There are different kinds of identity crises. I could have doubts about whether I’m a woman: but no, that’s not a problem. My main reservation about really being a woman is the risk of NZ First chaps hanging around women’s toilets, supposedly to champion my sex against blokes dressed in female gear. (At least Shane Jones will be too tied up hunting the blind frogs who’ve omitted to donate to his election campaign.) Or I could be standing for public office, and thus confront an identity crisis from having to reinvent myself every three years – or, were I a NZF MP, annually.
My current, specific identity crisis results from dealing with large institutions: most memorably, the Public Trust in New Zealand, together with – as a cosmopolitan type – one of the big UK banks.
Last year, I was told by the Public Trust that a late friend had left me some money. They found me because someone mentioned my link with Auckland University, and my email address there is in the public domain. To confirm my claim to my legacy, I had to validate my identity. Cue a scan of my driver’s license.
Home and hosed? No: my friend’s will had named me as Joanne Wilkes, whereas my driver’s licence includes my middle name. Cue a visit to a JP who would affirm that the two identities represented the same person. Bingo! But no, Shane, I haven’t received the money yet…
There are in fact at least two women named Joanne Wilkes in New Zealand. I know this because in the late ‘80s, I rented a unit in a block of five – and then suddenly stopped receiving any mail. It transpired that one of the other residents in this block was also a Joanne Wilkes. The posties, unsurprisingly, didn’t believe that there were two of us in a group of five units, and so delivered the mail for two to only one. Fortunately, the other Joanne Wilkes investigated, and rang me.
The late ‘80s looked like my peak time for identity crises. I had been a student in England earlier that decade and ended up with two bank accounts in the same British bank. Naturally, when I moved to Auckland, I advised them of my change of address. Cue bank dividends arriving for me in Auckland! Unfortunately, I’d never had the dough to become an actual shareholder, and the shares were actually in the name of the Rev. John C. V. Wilkes, of Oxfordshire. As someone who was then poor, honest, and (ongoingly) female, I posted the cheque back to the bank.
The bank indeed caught on to the difference between a male, UK-based cleric and a female, New Zealand-based academic. In particular, they got the message about my residence in New Zealand. Some years later, I spent several months in England, and tried to get a debit card to use while there. I went into the local branch, ordered a card, and specified that I’d like it held there for collection. When I returned to pick it up, the teller beamed at me and assured me that the card had been posted to New Zealand….
So I get to last year, and now that bank doesn’t want my money any longer. They don’t want the money of most account-holders living overseas. This made no sense to me until I noticed that the reference number on bank correspondence always started with ‘BREX’. After Brexit, the tight little island rejected the funds of us dubious foreigners. However desperate the UK’s current Tory government is, nonetheless, they can’t actually steal our dough – the bank had to return it. But of course, in order to get the money reimbursed, we had to prove our identities.
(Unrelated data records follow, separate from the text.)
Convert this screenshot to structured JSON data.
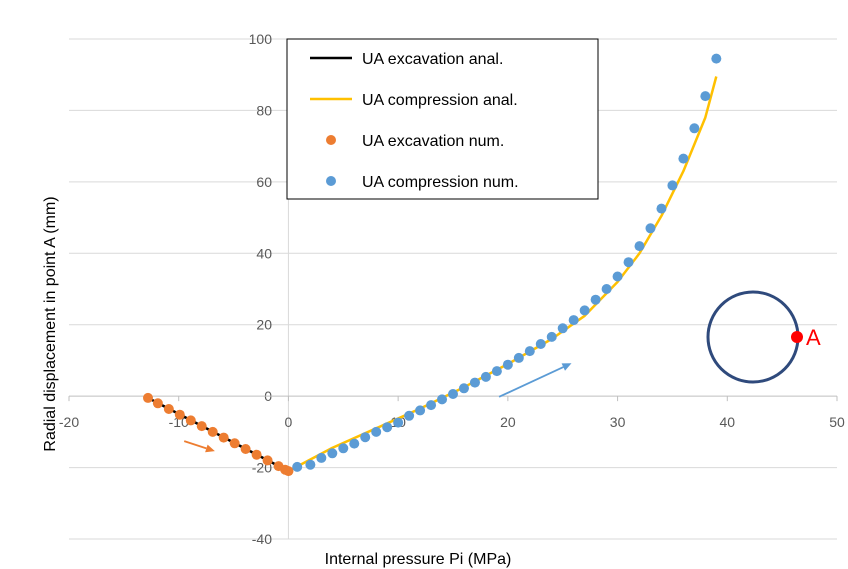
{
  "chart_data": {
    "type": "scatter",
    "xlabel": "Internal pressure Pi (MPa)",
    "ylabel": "Radial displacement in point A (mm)",
    "xlim": [
      -20,
      50
    ],
    "ylim": [
      -40,
      100
    ],
    "x_ticks": [
      "-20",
      "-10",
      "0",
      "10",
      "20",
      "30",
      "40",
      "50"
    ],
    "y_ticks": [
      "-40",
      "-20",
      "0",
      "20",
      "40",
      "60",
      "80",
      "100"
    ],
    "grid": "horizontal",
    "legend_position": "top-left",
    "marker_label": "A",
    "colors": {
      "excavation_line": "#000000",
      "compression_line": "#ffc000",
      "excavation_points": "#ed7d31",
      "compression_points": "#5b9bd5",
      "circle": "#2f4a7c",
      "marker": "#ff0000"
    },
    "series": [
      {
        "name": "UA excavation anal.",
        "kind": "line",
        "color": "#000000",
        "points": [
          [
            -12.8,
            -0.5
          ],
          [
            0,
            -21
          ]
        ]
      },
      {
        "name": "UA compression anal.",
        "kind": "line",
        "color": "#ffc000",
        "points": [
          [
            0,
            -21
          ],
          [
            4,
            -14.5
          ],
          [
            8,
            -9
          ],
          [
            12,
            -3.5
          ],
          [
            16,
            2.5
          ],
          [
            20,
            9
          ],
          [
            24,
            16
          ],
          [
            27,
            22.5
          ],
          [
            30,
            32
          ],
          [
            32,
            40
          ],
          [
            34,
            50.5
          ],
          [
            36,
            63
          ],
          [
            38,
            78
          ],
          [
            39,
            89.5
          ]
        ]
      },
      {
        "name": "UA excavation num.",
        "kind": "points",
        "color": "#ed7d31",
        "points": [
          [
            -12.8,
            -0.5
          ],
          [
            -11.9,
            -2
          ],
          [
            -10.9,
            -3.6
          ],
          [
            -9.9,
            -5.2
          ],
          [
            -8.9,
            -6.8
          ],
          [
            -7.9,
            -8.4
          ],
          [
            -6.9,
            -10
          ],
          [
            -5.9,
            -11.6
          ],
          [
            -4.9,
            -13.2
          ],
          [
            -3.9,
            -14.8
          ],
          [
            -2.9,
            -16.4
          ],
          [
            -1.9,
            -18
          ],
          [
            -0.9,
            -19.6
          ],
          [
            -0.3,
            -20.6
          ],
          [
            0,
            -21
          ]
        ]
      },
      {
        "name": "UA compression num.",
        "kind": "points",
        "color": "#5b9bd5",
        "points": [
          [
            0.8,
            -19.8
          ],
          [
            2,
            -19.2
          ],
          [
            3,
            -17.3
          ],
          [
            4,
            -16
          ],
          [
            5,
            -14.6
          ],
          [
            6,
            -13.3
          ],
          [
            7,
            -11.5
          ],
          [
            8,
            -10
          ],
          [
            9,
            -8.7
          ],
          [
            10,
            -7.4
          ],
          [
            11,
            -5.5
          ],
          [
            12,
            -4
          ],
          [
            13,
            -2.5
          ],
          [
            14,
            -0.9
          ],
          [
            15,
            0.6
          ],
          [
            16,
            2.2
          ],
          [
            17,
            3.8
          ],
          [
            18,
            5.4
          ],
          [
            19,
            7
          ],
          [
            20,
            8.8
          ],
          [
            21,
            10.7
          ],
          [
            22,
            12.6
          ],
          [
            23,
            14.6
          ],
          [
            24,
            16.6
          ],
          [
            25,
            19
          ],
          [
            26,
            21.3
          ],
          [
            27,
            24
          ],
          [
            28,
            27
          ],
          [
            29,
            30
          ],
          [
            30,
            33.5
          ],
          [
            31,
            37.5
          ],
          [
            32,
            42
          ],
          [
            33,
            47
          ],
          [
            34,
            52.5
          ],
          [
            35,
            59
          ],
          [
            36,
            66.5
          ],
          [
            37,
            75
          ],
          [
            38,
            84
          ],
          [
            39,
            94.5
          ]
        ]
      }
    ],
    "arrows": [
      {
        "from": [
          -9.5,
          -12.6
        ],
        "to": [
          -6.7,
          -15.4
        ],
        "color": "#ed7d31"
      },
      {
        "from": [
          19.2,
          -0.2
        ],
        "to": [
          25.8,
          9.2
        ],
        "color": "#5b9bd5"
      }
    ]
  }
}
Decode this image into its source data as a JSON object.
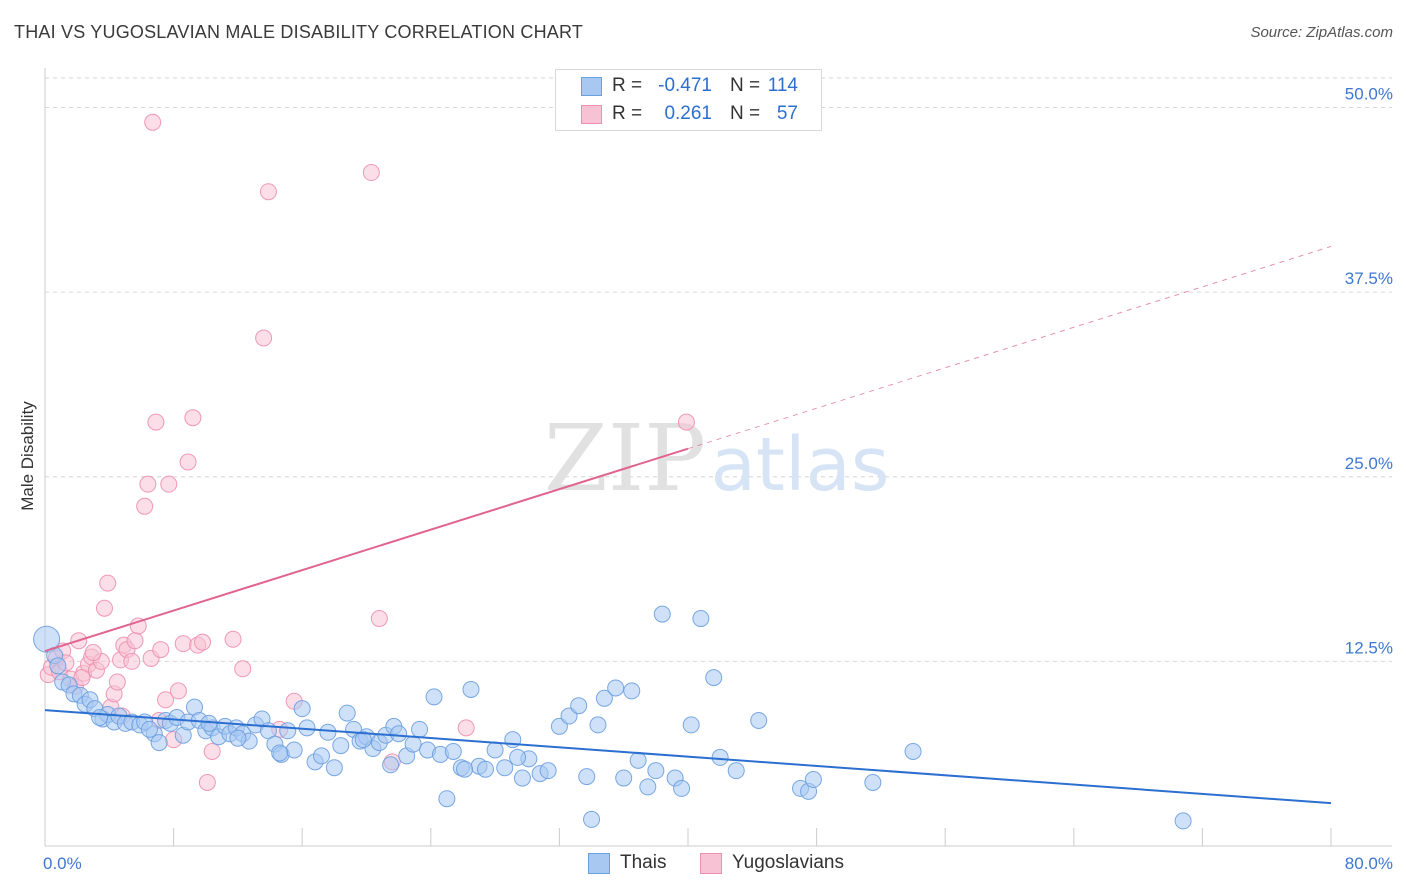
{
  "header": {
    "title": "THAI VS YUGOSLAVIAN MALE DISABILITY CORRELATION CHART",
    "source": "Source: ZipAtlas.com"
  },
  "watermark": {
    "zip": "ZIP",
    "atlas": "atlas"
  },
  "legend": {
    "rows": [
      {
        "r_label": "R =",
        "r_value": "-0.471",
        "n_label": "N =",
        "n_value": "114",
        "color": "#8fb8ee"
      },
      {
        "r_label": "R =",
        "r_value": "0.261",
        "n_label": "N =",
        "n_value": "57",
        "color": "#f3a9c0"
      }
    ]
  },
  "bottom_legend": {
    "thai": "Thais",
    "yugo": "Yugoslavians"
  },
  "colors": {
    "thai_stroke": "#6a9fe0",
    "thai_fill": "#a8c8f2",
    "yugo_stroke": "#ee8faf",
    "yugo_fill": "#f7c2d3",
    "thai_line": "#2c6fd0",
    "yugo_line": "#e0648d",
    "tick_text": "#3d78d0",
    "grid": "#d6d6d6"
  },
  "chart_data": {
    "type": "scatter",
    "title": "THAI VS YUGOSLAVIAN MALE DISABILITY CORRELATION CHART",
    "xlabel": "",
    "ylabel": "Male Disability",
    "xlim": [
      0,
      80
    ],
    "ylim": [
      0,
      52
    ],
    "x_tick_labels": [
      "0.0%",
      "80.0%"
    ],
    "y_ticks": [
      12.5,
      25.0,
      37.5,
      50.0
    ],
    "y_tick_labels": [
      "12.5%",
      "25.0%",
      "37.5%",
      "50.0%"
    ],
    "grid": "horizontal dashed",
    "legend_position": "top-center",
    "series": [
      {
        "name": "Thais",
        "trend": {
          "x0": 0,
          "y0": 9.2,
          "x1": 80,
          "y1": 2.9
        },
        "points": [
          [
            0.1,
            14.0
          ],
          [
            0.6,
            12.9
          ],
          [
            0.8,
            12.2
          ],
          [
            1.1,
            11.1
          ],
          [
            1.5,
            10.9
          ],
          [
            1.8,
            10.3
          ],
          [
            2.2,
            10.2
          ],
          [
            2.5,
            9.6
          ],
          [
            2.8,
            9.9
          ],
          [
            3.1,
            9.3
          ],
          [
            3.6,
            8.6
          ],
          [
            3.9,
            8.9
          ],
          [
            4.3,
            8.4
          ],
          [
            4.6,
            8.8
          ],
          [
            5.0,
            8.3
          ],
          [
            5.4,
            8.4
          ],
          [
            5.9,
            8.2
          ],
          [
            6.2,
            8.4
          ],
          [
            6.8,
            7.6
          ],
          [
            7.1,
            7.0
          ],
          [
            7.5,
            8.5
          ],
          [
            7.8,
            8.3
          ],
          [
            8.2,
            8.7
          ],
          [
            8.6,
            7.5
          ],
          [
            8.9,
            8.4
          ],
          [
            9.3,
            9.4
          ],
          [
            9.6,
            8.5
          ],
          [
            10.0,
            7.8
          ],
          [
            10.4,
            8.0
          ],
          [
            10.8,
            7.4
          ],
          [
            11.2,
            8.1
          ],
          [
            11.5,
            7.6
          ],
          [
            11.9,
            8.0
          ],
          [
            12.3,
            7.6
          ],
          [
            12.7,
            7.1
          ],
          [
            13.1,
            8.2
          ],
          [
            13.5,
            8.6
          ],
          [
            13.9,
            7.8
          ],
          [
            14.3,
            6.9
          ],
          [
            14.7,
            6.2
          ],
          [
            15.1,
            7.8
          ],
          [
            15.5,
            6.5
          ],
          [
            16.0,
            9.3
          ],
          [
            16.3,
            8.0
          ],
          [
            16.8,
            5.7
          ],
          [
            17.2,
            6.1
          ],
          [
            17.6,
            7.7
          ],
          [
            18.0,
            5.3
          ],
          [
            18.4,
            6.8
          ],
          [
            18.8,
            9.0
          ],
          [
            19.2,
            7.9
          ],
          [
            19.6,
            7.1
          ],
          [
            20.0,
            7.4
          ],
          [
            20.4,
            6.6
          ],
          [
            20.8,
            7.0
          ],
          [
            21.2,
            7.5
          ],
          [
            21.7,
            8.1
          ],
          [
            22.0,
            7.6
          ],
          [
            22.5,
            6.1
          ],
          [
            22.9,
            6.9
          ],
          [
            23.3,
            7.9
          ],
          [
            23.8,
            6.5
          ],
          [
            24.2,
            10.1
          ],
          [
            24.6,
            6.2
          ],
          [
            25.0,
            3.2
          ],
          [
            25.4,
            6.4
          ],
          [
            25.9,
            5.3
          ],
          [
            26.5,
            10.6
          ],
          [
            27.0,
            5.4
          ],
          [
            27.4,
            5.2
          ],
          [
            28.0,
            6.5
          ],
          [
            28.6,
            5.3
          ],
          [
            29.1,
            7.2
          ],
          [
            29.7,
            4.6
          ],
          [
            30.1,
            5.9
          ],
          [
            30.8,
            4.9
          ],
          [
            31.3,
            5.1
          ],
          [
            32.0,
            8.1
          ],
          [
            32.6,
            8.8
          ],
          [
            33.2,
            9.5
          ],
          [
            33.7,
            4.7
          ],
          [
            34.0,
            1.8
          ],
          [
            34.4,
            8.2
          ],
          [
            34.8,
            10.0
          ],
          [
            35.5,
            10.7
          ],
          [
            36.0,
            4.6
          ],
          [
            36.9,
            5.8
          ],
          [
            37.5,
            4.0
          ],
          [
            38.0,
            5.1
          ],
          [
            38.4,
            15.7
          ],
          [
            39.2,
            4.6
          ],
          [
            39.6,
            3.9
          ],
          [
            40.2,
            8.2
          ],
          [
            40.8,
            15.4
          ],
          [
            41.6,
            11.4
          ],
          [
            43.0,
            5.1
          ],
          [
            44.4,
            8.5
          ],
          [
            47.0,
            3.9
          ],
          [
            47.5,
            3.7
          ],
          [
            47.8,
            4.5
          ],
          [
            51.5,
            4.3
          ],
          [
            54.0,
            6.4
          ],
          [
            70.8,
            1.7
          ],
          [
            12.0,
            7.3
          ],
          [
            19.8,
            7.2
          ],
          [
            3.4,
            8.7
          ],
          [
            6.5,
            7.9
          ],
          [
            10.2,
            8.3
          ],
          [
            26.1,
            5.2
          ],
          [
            36.5,
            10.5
          ],
          [
            42.0,
            6.0
          ],
          [
            14.6,
            6.3
          ],
          [
            21.5,
            5.5
          ],
          [
            29.4,
            6.0
          ]
        ]
      },
      {
        "name": "Yugoslavians",
        "trend": {
          "x0": 0,
          "y0": 13.2,
          "x1": 40,
          "y1": 26.9,
          "dash_to_x": 80,
          "dash_to_y": 40.6
        },
        "points": [
          [
            0.2,
            11.6
          ],
          [
            0.4,
            12.1
          ],
          [
            0.7,
            12.7
          ],
          [
            0.9,
            11.8
          ],
          [
            1.1,
            13.2
          ],
          [
            1.3,
            12.4
          ],
          [
            1.6,
            11.3
          ],
          [
            1.9,
            10.8
          ],
          [
            2.1,
            13.9
          ],
          [
            2.4,
            11.7
          ],
          [
            2.7,
            12.3
          ],
          [
            2.9,
            12.8
          ],
          [
            3.2,
            11.9
          ],
          [
            3.5,
            12.5
          ],
          [
            3.7,
            16.1
          ],
          [
            3.9,
            17.8
          ],
          [
            4.1,
            9.4
          ],
          [
            4.3,
            10.3
          ],
          [
            4.5,
            11.1
          ],
          [
            4.7,
            12.6
          ],
          [
            4.9,
            13.6
          ],
          [
            5.1,
            13.3
          ],
          [
            5.4,
            12.5
          ],
          [
            5.8,
            14.9
          ],
          [
            6.2,
            23.0
          ],
          [
            6.4,
            24.5
          ],
          [
            6.6,
            12.7
          ],
          [
            6.9,
            28.7
          ],
          [
            7.2,
            13.3
          ],
          [
            7.5,
            9.9
          ],
          [
            7.7,
            24.5
          ],
          [
            8.0,
            7.2
          ],
          [
            8.3,
            10.5
          ],
          [
            8.6,
            13.7
          ],
          [
            8.9,
            26.0
          ],
          [
            9.2,
            29.0
          ],
          [
            9.5,
            13.6
          ],
          [
            9.8,
            13.8
          ],
          [
            10.1,
            4.3
          ],
          [
            10.4,
            6.4
          ],
          [
            11.7,
            14.0
          ],
          [
            12.3,
            12.0
          ],
          [
            13.6,
            34.4
          ],
          [
            13.9,
            44.3
          ],
          [
            14.6,
            7.9
          ],
          [
            15.5,
            9.8
          ],
          [
            20.3,
            45.6
          ],
          [
            20.8,
            15.4
          ],
          [
            21.6,
            5.7
          ],
          [
            26.2,
            8.0
          ],
          [
            39.9,
            28.7
          ],
          [
            6.7,
            49.0
          ],
          [
            2.3,
            11.4
          ],
          [
            4.8,
            8.8
          ],
          [
            7.1,
            8.5
          ],
          [
            3.0,
            13.1
          ],
          [
            5.6,
            13.9
          ]
        ]
      }
    ]
  }
}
Cue a flurry of identity-validation activity on my part, which has left me out of pocket. I’m currently in the middle of the third round, having begun in December. But to call it a flurry is perhaps a misnomer, since I had two rounds of getting letters saying my documentation was inadequate. And because the postal service, which served me well in earlier identity crises, is a shadow of its former self, everything takes ages. You can of course ‘phone the international division of the bank, but since Brexit, UK institutions have forgotten that not every country follows British time (Greenwich ultra-mean time). This circumstance likely isn’t a problem when they’re dealing with those pesky Europeans, who (I can reveal exclusively here), remain an hour ahead of the Brits. But on the other side of the world, the difference is very inconvenient.
Not that ringing the bank is a solution, as it’s hard to reach anyone who’s at a pay-grade that allows them to convey useful information over the phone. (And of course, they don’t know who I really am..) In addition, the bank refuses to communicate by email in any circumstances.
For me, then, it’s a waiting game. But at least I know the name of a shareholder in that bank, and he is a sort of namesake. Even if we’ll never use the same kind of toilet.